The initiative comes in the wake of the rise in the number of RTI applications in the city. “PCGT was essentially set up to combat issues that impacted the society at large through the RTI, rather than individual petitions. Now, we have felt the need for specialised cells and kiosks aimed at addressing doubts of individuals,” said PCGT Pune head, Dinesh Castelino.

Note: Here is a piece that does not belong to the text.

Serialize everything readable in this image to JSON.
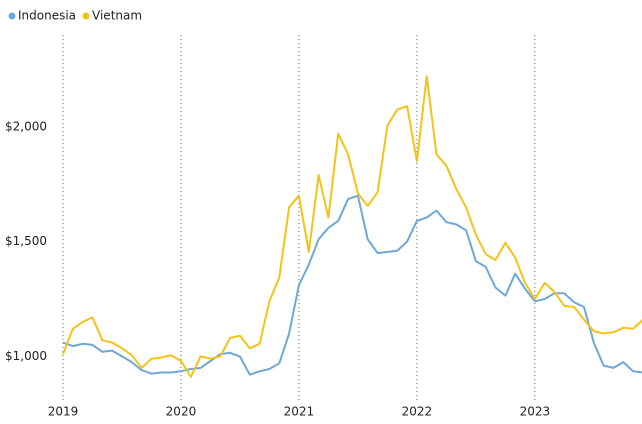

At present information on the Act is available at the PCGT’s office near Sancheti Hospital but dissemination will be on a larger scale once the cells and kiosks are set up on an areawise basis. “Most of these cells will be run by senior members of the Trust from their homes. Their contact numbers will be available through which interested appellants can contact them to discuss issues,” Castelino added.
As for mobile kiosks, they will be stationed in public places which are likely to see more people during peak hours. “While a similar initiative had been initiated in Mumbai where such kiosks were set up at the railway stations, a complete replication of that model won’t be possible as there is a difference between the two cities on many levels,” Castelino said.
While Pune railway station will be a definite spot, the kiosks will also halt at other locations like malls, multiplexes, colleges and so on.
As of now, the project will be up on a trial basis and based on public response and demand, the number of cells and kiosks will increase.
With retired citizens being among the most active in the PCGT at the moment, the Trust will now be focusing on harnessing the younger generation for its activities. “Our initial aim is to train around 50 such volunteers, and the number might increase later,” he said.
And while efforts are on to reach a larger audience, the Trust wants to ensure that the volunteers are fully armed to help citizens. There will be a training session called ‘Training the trainer’ where volunteers will be informed about the tenets of the Act as well as about the process involved in the application process.
“The real challenge is guiding the prospective appellants about the Act. Volunteers need to be adept at answering each and every probable query about the Act,” Castelino said.